05. WAL, backups, DR
Monitor backup status, WAL archiving, and disaster recovery readiness.
This dashboard requires WAL archiving to be configured (pgBackRest, WAL-G, or similar). Without backup tools configured, panels will show "No data".
Purpose​
Track backup health to ensure:
- Backups complete successfully
- WAL archiving keeps pace with generation
- Recovery point objectives (RPO) are met
When to use​
- Daily backup verification
- Investigating failed backups
- Capacity planning for backup storage
- Validating DR readiness
Key panels​
The dashboard is organized into four rows: WAL overview, WAL archiving, Replication slot retention, and Configuration and WAL producers.
pg_wal directory size​
What it shows:
- Size of the
pg_waldirectory over time
Warning signs:
- Steady growth = WAL is accumulating (archiving stuck or an inactive replication slot pinning WAL)
WAL generation rate​
What it shows:
- WAL bytes generated per second
- Helps size archive storage and bandwidth
WAL archive success and errors / WAL archive success rate​
What it shows:
- Counts of successful vs failed archive attempts (from
pg_stat_archiver) - The success rate as a percentage
Healthy state:
- 100% success rate, errors flat at zero
Warning signs:
- Archive failures = storage or network issues
Archive lag bytes / Archive lag time and files​
What it shows:
- How far behind archiving is, in bytes, in time, and in number of unarchived files
Healthy state:
- Lag near 0 (no backlog), consistent archive rate matching WAL generation
Warning signs:
- Growing lag = archiving falling behind
Retained WAL by replication slot / Inactive replication slots​
What it shows:
- WAL retained on behalf of each replication slot
- Count of inactive replication slots
Warning signs:
- An inactive slot retaining large amounts of WAL can fill the disk
WAL-related settings / Top queries by WAL bytes/s​
What it shows:
- A table of WAL-related configuration settings (e.g.

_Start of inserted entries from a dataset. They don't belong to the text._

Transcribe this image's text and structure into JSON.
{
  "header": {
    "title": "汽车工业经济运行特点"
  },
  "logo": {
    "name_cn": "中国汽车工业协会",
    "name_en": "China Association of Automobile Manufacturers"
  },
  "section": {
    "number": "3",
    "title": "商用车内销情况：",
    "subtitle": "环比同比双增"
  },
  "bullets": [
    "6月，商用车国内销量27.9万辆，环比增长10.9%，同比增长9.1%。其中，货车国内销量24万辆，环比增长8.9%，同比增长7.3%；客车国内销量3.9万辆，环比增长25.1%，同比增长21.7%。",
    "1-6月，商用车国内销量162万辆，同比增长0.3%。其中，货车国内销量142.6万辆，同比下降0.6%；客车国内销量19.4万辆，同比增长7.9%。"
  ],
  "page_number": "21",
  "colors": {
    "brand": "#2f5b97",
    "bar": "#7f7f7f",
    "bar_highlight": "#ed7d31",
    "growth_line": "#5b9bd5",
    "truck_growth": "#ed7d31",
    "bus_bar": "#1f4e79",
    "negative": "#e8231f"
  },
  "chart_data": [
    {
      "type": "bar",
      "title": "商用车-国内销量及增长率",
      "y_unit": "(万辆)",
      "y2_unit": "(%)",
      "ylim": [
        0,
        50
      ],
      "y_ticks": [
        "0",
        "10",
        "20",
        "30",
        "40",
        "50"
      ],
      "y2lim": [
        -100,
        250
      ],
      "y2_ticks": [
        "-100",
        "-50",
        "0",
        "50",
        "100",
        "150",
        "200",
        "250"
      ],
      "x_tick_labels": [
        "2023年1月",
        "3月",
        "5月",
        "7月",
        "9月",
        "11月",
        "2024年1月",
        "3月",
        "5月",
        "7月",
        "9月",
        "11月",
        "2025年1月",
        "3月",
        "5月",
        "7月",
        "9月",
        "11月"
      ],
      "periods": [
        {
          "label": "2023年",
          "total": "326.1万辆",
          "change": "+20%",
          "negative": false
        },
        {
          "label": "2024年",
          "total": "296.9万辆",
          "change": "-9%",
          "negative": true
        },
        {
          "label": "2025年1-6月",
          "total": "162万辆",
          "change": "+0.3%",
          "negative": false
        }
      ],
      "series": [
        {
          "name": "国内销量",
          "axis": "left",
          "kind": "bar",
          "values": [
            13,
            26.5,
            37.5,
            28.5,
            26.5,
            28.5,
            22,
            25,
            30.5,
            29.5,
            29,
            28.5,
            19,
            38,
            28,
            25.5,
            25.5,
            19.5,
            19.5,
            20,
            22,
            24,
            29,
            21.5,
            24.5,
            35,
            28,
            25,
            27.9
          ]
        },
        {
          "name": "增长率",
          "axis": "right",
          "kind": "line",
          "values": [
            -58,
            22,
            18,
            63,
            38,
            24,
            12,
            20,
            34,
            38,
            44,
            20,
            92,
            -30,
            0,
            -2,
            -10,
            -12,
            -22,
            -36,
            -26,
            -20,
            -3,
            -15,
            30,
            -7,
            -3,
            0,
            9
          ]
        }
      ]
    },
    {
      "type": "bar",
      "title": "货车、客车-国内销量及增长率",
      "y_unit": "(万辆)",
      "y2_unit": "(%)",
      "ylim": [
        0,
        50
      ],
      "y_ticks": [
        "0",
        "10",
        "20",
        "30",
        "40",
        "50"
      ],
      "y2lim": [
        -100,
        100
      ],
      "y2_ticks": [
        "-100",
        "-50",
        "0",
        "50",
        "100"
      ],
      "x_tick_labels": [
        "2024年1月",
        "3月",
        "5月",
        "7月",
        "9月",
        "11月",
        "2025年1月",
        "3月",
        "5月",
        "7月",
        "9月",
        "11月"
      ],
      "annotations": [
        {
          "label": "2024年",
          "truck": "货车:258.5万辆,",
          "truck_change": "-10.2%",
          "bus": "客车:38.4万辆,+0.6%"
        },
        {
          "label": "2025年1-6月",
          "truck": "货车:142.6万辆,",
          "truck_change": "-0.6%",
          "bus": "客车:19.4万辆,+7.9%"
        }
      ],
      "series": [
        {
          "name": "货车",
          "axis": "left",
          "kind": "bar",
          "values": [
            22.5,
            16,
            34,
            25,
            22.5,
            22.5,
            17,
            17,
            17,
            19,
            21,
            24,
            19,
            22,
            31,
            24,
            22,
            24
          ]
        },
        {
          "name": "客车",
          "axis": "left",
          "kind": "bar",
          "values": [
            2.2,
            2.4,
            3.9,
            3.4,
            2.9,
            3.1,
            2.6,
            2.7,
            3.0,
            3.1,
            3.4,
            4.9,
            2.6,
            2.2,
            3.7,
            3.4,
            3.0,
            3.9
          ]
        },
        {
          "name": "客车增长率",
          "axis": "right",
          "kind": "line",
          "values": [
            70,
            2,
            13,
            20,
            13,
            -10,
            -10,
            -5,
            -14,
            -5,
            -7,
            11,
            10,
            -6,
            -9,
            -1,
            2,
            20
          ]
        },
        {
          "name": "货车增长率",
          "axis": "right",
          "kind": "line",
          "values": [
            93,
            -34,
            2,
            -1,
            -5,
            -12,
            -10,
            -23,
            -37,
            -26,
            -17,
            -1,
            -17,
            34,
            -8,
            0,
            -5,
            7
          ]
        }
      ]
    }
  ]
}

archive_mode,archive_command,wal_keep_size,max_wal_size,checkpoint_timeout) - The queries generating the most WAL per second (from
pg_stat_statements)
Variables​
| Variable | Purpose |
|---|---|
cluster_name | Cluster filter |
node_name | Node filter |
db_name | Database filter |
Backup tools integration​
This dashboard monitors PostgreSQL-level metrics. For tool-specific monitoring:
| Tool | What to monitor |
|---|---|
| pg_basebackup | Backup completion time, size |
| pgBackRest | Stanza status, backup retention |
| Barman | Server status, backup catalog |
| WAL-G | Backup list, WAL archive status |
Related dashboards​
- Storage pressure — 01. Node overview
- Replication status — 06. Replication
Troubleshooting​
WAL archive backlog growing​
-
Check archive command status:
select * from pg_stat_archiver; -
Verify archive destination has space
-
Check archive command in
postgresql.conf:show archive_command;
No backup metrics​
Ensure your backup tool exposes metrics that pgwatch can collect, or configure custom metrics for your backup solution.